41 yıl boyunca Millî Bayramlarımız emeğimiz ve gönül coşkunluğumuzun yansıtılmasıyla kutlanmıştır.
Öğrenciler seçilirken her zaman görev alanlar değil, sosyal, psikolojik bakımdan takviyeye ihtiyacı olanlar seçilmiştir.
Hiç bir öğrenci kendine güvenecek kadar çalıştırılmadan sahneye çıkarılmamıştır.
(Eğitimcilik kalitesi yüksek arkadaşlarımın bazı öğrencileri seyrettikten sonra gönülden tebrikleri en güzel bayram hatıralarım arasındadır.)
Köylerde 23 Nisan’da mutlaka küçük tiyatro oyunları oynardık ve her Millî Bayramı ayrı bir mahallede kutlamaya gayret gösterirdim.

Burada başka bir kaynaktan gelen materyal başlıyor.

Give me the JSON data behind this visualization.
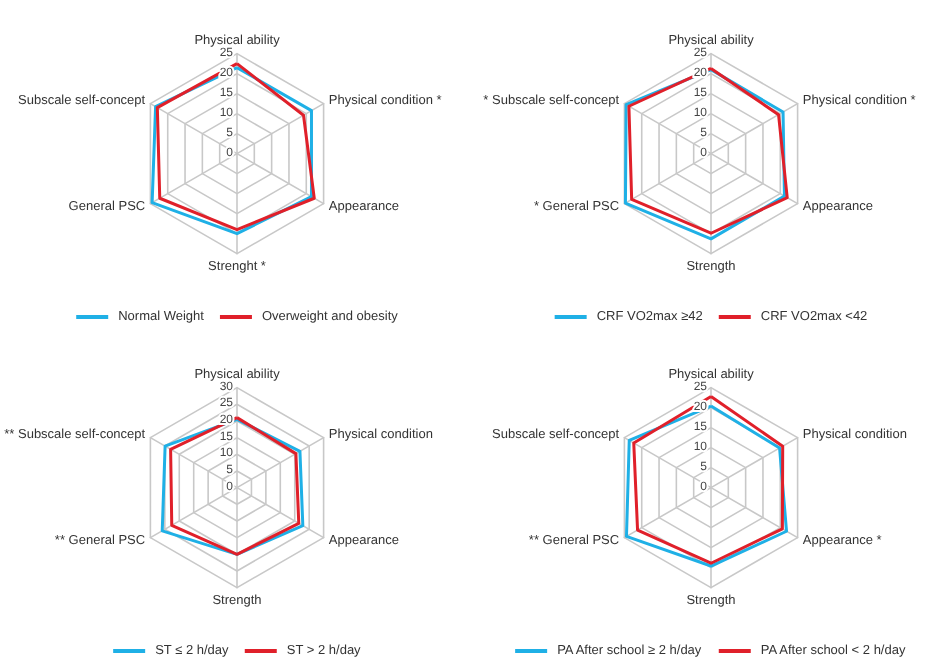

O gün çocukların azıkları o mahalle tarafından karşılanırdı.
23 Nisan'da okul öncesi çocukları da ellerinde bayraklarla bayrama katardım.
Fatsa Bahçeler, Sinan Mahallesi İlkokulu'nda arkadaşım Cihan Özdemir'le beraber her Milli Bayram gecesi fener alayı düzenler marşlar eşliğinde bütün köyü dolaşırdık.
Özellikle yurt dışı görevim esnasında 23 Nisan’a rast getiremesek de en az 3-4 saatlik bayram kutlaması yapılırdı.
Bir keresinde Belçika’dan Eğitim Müşaviri bir ağabeyimiz misafirliğe geldiği aileyle birlikte bayramımıza katılmış…
Programın sonuna doğru:
-Hocam, bir misafirimiz ayrılacakmış, sizinle mutlaka görüşmek istiyor, dediler.
Yanına vardım, kendini tanıttı ve beni kucakladı gözleri dolu dolu:
-Hocam, Türkiye’de ve yurt dışında tamamen öğretmen ve öğrencilerin katkısıyla hazırlanmış böyle bir program seyretmedim. Teşekkür ve tebrik ediyorum.
Ayrıca, çocuklarımızın Türkçesine hayran kaldım. İyi ki burada olmuşum. Ağzımızın tadıyla gidiyoruz… dedi.
Orada bulunanlar boynuma sarıldılar gözleri nemli nemli…
Fransa’da, Montereau’daki öğrencilerime ve velilerine böyle güzel anılar hediye ettikleri için minnettarım.
Siz ne güzel vatan evlatlarıydınız öyle.
Allah varlığınızı, dirliğinizi daim etsin.